Os conflitos armados são, ainda, uma grave fonte de poluição da água, do ar e dos solos, representando um significativo contributo para as emissões mundiais de gases de efeito estufa.

Reconhecendo que tais conflitos não deixarão de existir, pelo menos num futuro próximo, é fundamental minimizar o seu impacto na saúde das populações, dos animais e no meio ambiente.

Desta vontade de tornar o setor da defesa menos poluidor, surgiu o conceito de green defense.

A defesa verde é, portanto, o conjunto de práticas adotadas pelas forças armadas e organizações militares com vista a mitigar os impactos ambientais das suas operações a curto, médio e longo prazo.

Pretende, assim, promover a sustentabilidade, sem que a eficácia operacional seja comprometida.

Os dois principais objetivos desta abordagem da defesa verde são:

  • Reduzir as emissões de gases de efeito estufa resultantes da ação militar;
  • Reduzir a extração e utilização de recursos naturais na indústria da defesa;

Para atingir estes objetivos, a eficiência energética de instalações e equipamentos militares, passa, por exemplo, pela otimização de processos e pela adoção de fontes de energia renováveis, contribuindo assim para minimizar as emissões de carbono. Passa também pela contenção de resíduos, tanto nas bases militares como durante operações no terreno.

Esta abordagem contempla ainda medidas para a conservação de recursos naturais, procurando minimizar o impacto das operações militares em habitats, ecossistemas e áreas naturais sensíveis. No domínio do treino militar, prevê também uma consciencialização ambiental das forças armadas, incentivando a adoção de práticas sustentáveis.

Esta visão da defesa procura encontrar um equilíbrio entre os objetivos e as necessidades militares e a proteção do meio ambiente, reconhecendo a importância da sustentabilidade global para o futuro da Humanidade.

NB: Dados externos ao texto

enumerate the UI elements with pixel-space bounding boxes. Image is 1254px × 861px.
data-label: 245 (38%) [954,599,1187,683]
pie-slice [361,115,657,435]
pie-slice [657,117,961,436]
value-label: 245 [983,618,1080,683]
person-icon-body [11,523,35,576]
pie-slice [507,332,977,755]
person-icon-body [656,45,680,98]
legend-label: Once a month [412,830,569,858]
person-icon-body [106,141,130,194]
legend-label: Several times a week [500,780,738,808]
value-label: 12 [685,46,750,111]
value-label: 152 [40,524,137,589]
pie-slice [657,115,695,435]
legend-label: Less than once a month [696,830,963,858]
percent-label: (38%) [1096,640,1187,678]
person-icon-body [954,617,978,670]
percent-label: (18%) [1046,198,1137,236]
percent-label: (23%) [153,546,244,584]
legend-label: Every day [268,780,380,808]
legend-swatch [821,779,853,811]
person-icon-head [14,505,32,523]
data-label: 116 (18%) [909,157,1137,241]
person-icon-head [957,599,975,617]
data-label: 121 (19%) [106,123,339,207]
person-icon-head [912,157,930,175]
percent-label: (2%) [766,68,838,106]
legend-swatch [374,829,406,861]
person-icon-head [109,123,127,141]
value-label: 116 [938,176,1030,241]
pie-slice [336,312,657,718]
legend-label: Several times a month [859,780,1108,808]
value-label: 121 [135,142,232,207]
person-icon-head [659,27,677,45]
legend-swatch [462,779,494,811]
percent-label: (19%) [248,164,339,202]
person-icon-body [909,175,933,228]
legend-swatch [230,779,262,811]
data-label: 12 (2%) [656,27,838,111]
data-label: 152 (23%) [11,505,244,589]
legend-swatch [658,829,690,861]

ECONOMIAS DE BAIXO CARBONO

A nível da segurança e relações internacionais prevê-se um aumento da tensão geopolítica, à medida que aumenta a competição na transição energética, tendo presente que alterações no grau de dependência de combustíveis fósseis terão, seguramente, um impacto avassalador nas economias que neles estão alicerçadas.

A inovação tecnológica e a cooperação global são essenciais para encontrar soluções eficazes e permitir uma rápida transição para uma Economia de Baixo Carbono (LCE) isto é, uma economia alicerçada em fontes de energia que produzam níveis reduzidos de emissões de gases de efeito estufa. Esta transição energética, no sentido de diminuir a dependência e abandonar progressivamente a utilização de combustíveis fósseis, trará novas dinâmicas geopolíticas.

No panorama das relações internacionais, emergem diferentes vias e oportunidades de ação e cooperação interestatal no domínio das alterações climáticas, sendo a diplomacia climática imprescindível para responder coletivamente e com sucesso aos desafios climáticos.

As alterações climáticas trazem-nos novos desafios e formas de conflito, mas também novos caminhos e oportunidades para a cooperação internacional.

É necessária uma eficaz adaptação à nova realidade e à possível disrupção ambiental, aumentando progressivamente a resiliência das infraestruturas, dos serviços, das cidades, dos estados, para que as comunidades consigam enfrentar os fenómenos extremos e reconstruir-se rapidamente com o menor dano possível.

As alterações climáticas exacerbam desigualdades existentes, afetando de forma desproporcional os países em desenvolvimento e populações já vulneráveis e marginalizadas, pelo que a segurança internacional passa também pela justiça climática. Do mesmo modo, a mitigação das desigualdades sociais é fundamental para abordar os desafios das alterações climáticas na esfera da segurança internacional.

As alterações climáticas serão, sem dúvida, o desafio do futuro. 


Referências 

The response of the international economic architecture to climate change, Chatham House;

Global Risks Report 2023, World Economic Forum;

National Oceanic and Atmospheric Administration (NOAA, US);

National Intelligence Council, USA. Climate Change and International Responses Increasing Challenges to US National Security Through 2040.